4) I still can’t hyper extend my broken leg. Maybe this will never come
5) My balance is still very shaky. This I discovered on the Jatbula track and my self confidence has been effected.
6) I can’t swim quickly. While my distances are building up, I’m only swimming about half the speed I did before I was injured. Not sure why. This is a lack of “wellness” that I struggle to define ie I don’t feel healthy like I used to. This may change.
WHAT YOU MUST NOT DO:
1) Attempt snow skiing I have been advised by my physio that I could probably ski again now. I would have to take it very carefully. I’m not prepared to risk it. Muscle and tendon structures around my knee are not strong enough yet (I don’t think)
2) Running and jogging. I couldn’t run at the moment but I’m told keen runners get going about now ie six month after surgery. I couldn’t do it though. After jumping off a small rock shelf on the Jatbula track I know my leg wouldn’t cope with the impact.
3) Golf May be it’s ok now. Ask your physiotherapist.
4) Field sports such as cricket, baseball, hockey and tennis. I couldn’t, maybe you can. Ask your physiotherapist.
5) Body contact sports such as AFL, Rugby League or Rugby Union where lateral force can be applied to your knee in a tackle, should still be right off the agenda.

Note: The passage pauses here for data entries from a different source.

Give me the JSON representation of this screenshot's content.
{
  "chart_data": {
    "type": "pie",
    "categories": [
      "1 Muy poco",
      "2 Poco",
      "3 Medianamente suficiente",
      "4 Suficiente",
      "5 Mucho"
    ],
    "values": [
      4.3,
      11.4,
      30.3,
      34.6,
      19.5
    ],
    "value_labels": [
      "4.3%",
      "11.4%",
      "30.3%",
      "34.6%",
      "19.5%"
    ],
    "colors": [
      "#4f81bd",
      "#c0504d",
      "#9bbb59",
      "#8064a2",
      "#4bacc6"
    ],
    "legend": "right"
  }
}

6) Sports involving sudden stops, twists and turns particularly basketball and netball
7) Anything involving high-impact downward force to the tibia. Gymnastics of any form should be right off the agenda.
8) Road Cycling. While a stationary bike is ok riding a bike on the road with fixed cleats is more problematic even at 6 months. If you were on the road and had to suddenly uncleat using the broken leg, it’s unlikely that, even at six months, you would have the strength and may seriously damage your knee with the rotational force necessary to get the shoe out of the cleats. Ask your physiotherapist.